On any day, 95% of the stories Drudge links are interesting to read and for the most part well written.
If the Wash ComPost wanted to fix itself it would hire Drudge, or someone like him, as editor in chief. 90% of what is in the washpost I would not read.
The fatal flaw in lights ...
Once the Internet took hold, about 10 years ago, the end was sealed. I think journalism will take hold as local reporters get the news first ... Journalism: Who, What, When, Where, Why, And How will return as the norm. The rest will just be a bloggers opinion.
Locally, our newspapers have given up, they cover only local stuff in their now wafer thin editions. I went by the library and they were stacked 4 feet high for free, and no one even bothered to pick up a copy.
Mark Steyn talks about this. The Fleet Streeters still actually print news - which is why they are surviving. In contrast, our MSM actually withholds news and has otherwise proven to be an arm of the Democratic Party? Now that is not a good business model.
For an example of how in the tank the MSM is, look at this blog - The curious case of 200 nearly identical MSM headlines
Around here, the newspaper has given up on local stories. Most local news is either AP or comes from the TV station partner.

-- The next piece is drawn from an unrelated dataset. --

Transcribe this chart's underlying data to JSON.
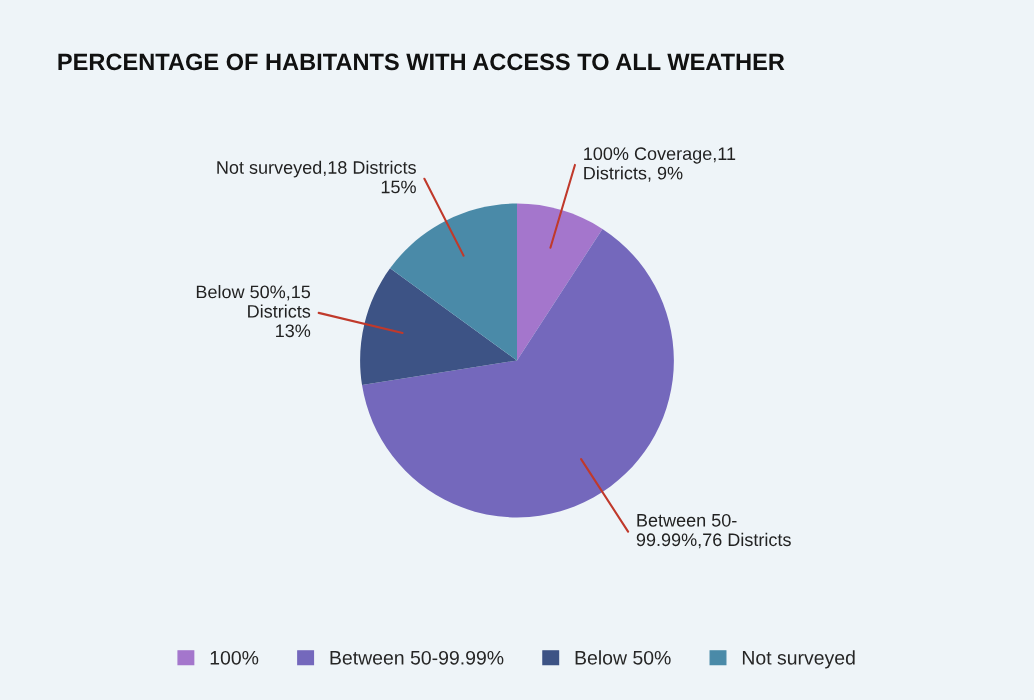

Yeah, fire all the reporters, the path of do nothing.
One curious trend is local FREE broadsheets are springing up, with local politics coverage, a few good reporters, and lots of local ads paying the freight. Apparently they avoid the AP tax this way.
When they stopped reporting the news and when they started mistaking their own opinions for the truth, when they began to think that everyone should think the way they thought and went about re-educating instead of informing, they started losing but they got away with it until the internet where people can get unbiased truth.
Our leftists media were big Mussolini lovers back when.